The 2018 U.S. Soccer presidential election has been nothing if not murky and tumultuous. But after four months of behind-the-scenes maneuvering, instability and uncertainty, the final 48 hours of an unprecedented campaign appear to be spurring some definitive movement.
It’s therefore a good thing we waited until the eve of the vote to handicap the race.
We still have nothing resembling certainty as to who will vote for whom and who will win. But now, with around 24 hours to go, the dynamics are as clear as ever. There are two establishment candidates, and six challengers. Those six – minus Paul Caligiuri, apparently – met Thursday night in an Orlando hotel to draft a statement of solidarity that was never released, but was leaked to media. “There are only 6 of 8 candidates who would deliver real change,” it read.
[More election coverage: Meet the 8 candidates]
The two insider candidates are Kathy Carter and Carlos Cordeiro.
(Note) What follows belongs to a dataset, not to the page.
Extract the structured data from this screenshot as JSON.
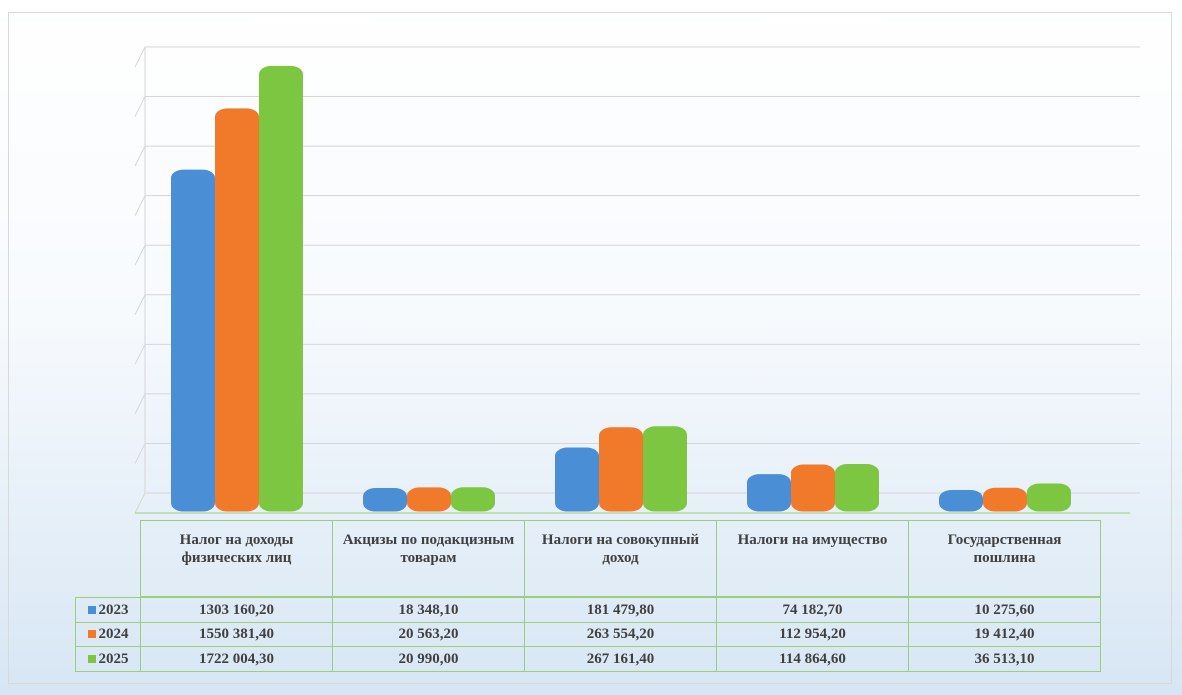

Carter is widely considered both the establishment candidate and the frontrunner. Cordeiro has attempted to distance himself from the establishment, and to frame his candidacy as a compromise between stability and change. There is reportedly worry among the other six that his efforts have been successful.
Their unreleased statement pushed back on the idea that Cordeiro is a significant departure from Carter and the status quo. “The establishment is backing two candidates,” it read. “Despite what you might hear, the establishment would be comfortable with either. Neither will bring about the change that is needed.”
Reports suggest Eric Wynalda and Michael Winograd had reservations about the agreement, and that Winograd ultimately backed out. Regardless, the landscape is coming into focus. The statement could almost be interpreted as a last-ditch effort to keep the prospect of change alive. It, along with other recent rumblings, give us a decent idea of where things stand heading into Saturday.
The first ballot
Carter is the favorite, and if there is to be a winner on the first ballot, it will almost certainly be her. The on-leave Soccer United Marketing president, via support from MLS and NWSL, has 19.4 percent of the vote secure, and likely has 24.2 percent (via USL). If she gets another 20 percent from the Athletes’ Council, whose goal is reportedly to vote as a bloc, she would have 44.2 percent. She would therefore need just 10.7 of the remaining vote – from Youth and Adult Council representatives and other individual voters – to win. She almost certainly has that.
[More election coverage: Who votes, and how it works]
A significant portion of the Athletes’ Council vote will be necessary to get to the required 50 percent (plus one) on the first ballot. The council is seemingly focusing its discussions on three candidates: Carter, Cordeiro and Kyle Martino. If the athletes do choose to vote as a bloc, their support will likely swing the election. But if their support isn’t for Carter, it might not swing it on the first ballot; instead, it will likely take us to a second ballot.
If the athletes don’t vote as a bloc – and unless something changes at a Friday afternoon meeting, they reportedly won’t – and if their votes are dispersed among four or five candidates, we will almost certainly head to a second ballot.
The second ballot
If Carter fails to win on the first ballot, her odds take a hit. The thought is that Carter is the first choice of many, but the second or third choice of very few. She does not represent a compromise, and only would represent the “lesser of two evils” with Cordeiro out of the picture.
The first round, if it does not yield a majority, will guide the later rounds. Respective levels of support for the six “change” candidates will likely determine whether they congregate behind one of their six or continue to fight for votes among themselves. If they do all champion one, Martino appears to be the top candidate.
Wynalda, similar to Carter, is not a compromise choice, and only the “lesser of two evils” if Martino is out of the picture. He will therefore probably need to be within reach of 50 percent on the first ballot to have a chance, unless he somehow corners the race to him against Carter. But that seems unlikely. His willingness to wholeheartedly back Martino could be a key factor.
It’s useless to project specifics beyond the second round, with hypotheticals based on hypotheticals. So let’s handicap the race – albeit extremely unscientifically:
Kathy Carter: 35 percent — If recent U.S. Soccer presidential history tells us anything, it’s that it is very, very difficult to usurp an incumbent or establishment candidate.
Carlos Cordeiro: 32 percent — Cordeiro, unlike Carter, has done an excellent job of positioning himself as a potential second choice for some voters. If he can cut into the “change” vote, he could actually be the favorite.
Kyle Martino: 20 percent — Less polarizing than Wynalda, so the favorite among the “change” candidates.
Eric Wynalda: 8 percent — He’s going to have to convince a lot of voters who flew to Orlando having not yet made up their minds.
Steve Gans: 4 percent — He has expressed confidence, even saying at one point that he was in the top three. But others don’t believe he’s in the mix.
Michael Winograd: 1 percent — Impressive on the campaign trail, but seemingly hasn’t gained enough traction as an outsider.
Hope Solo: <1 percent — Virtually no chance.
Paul Caligiuri: <1 percent — No chance.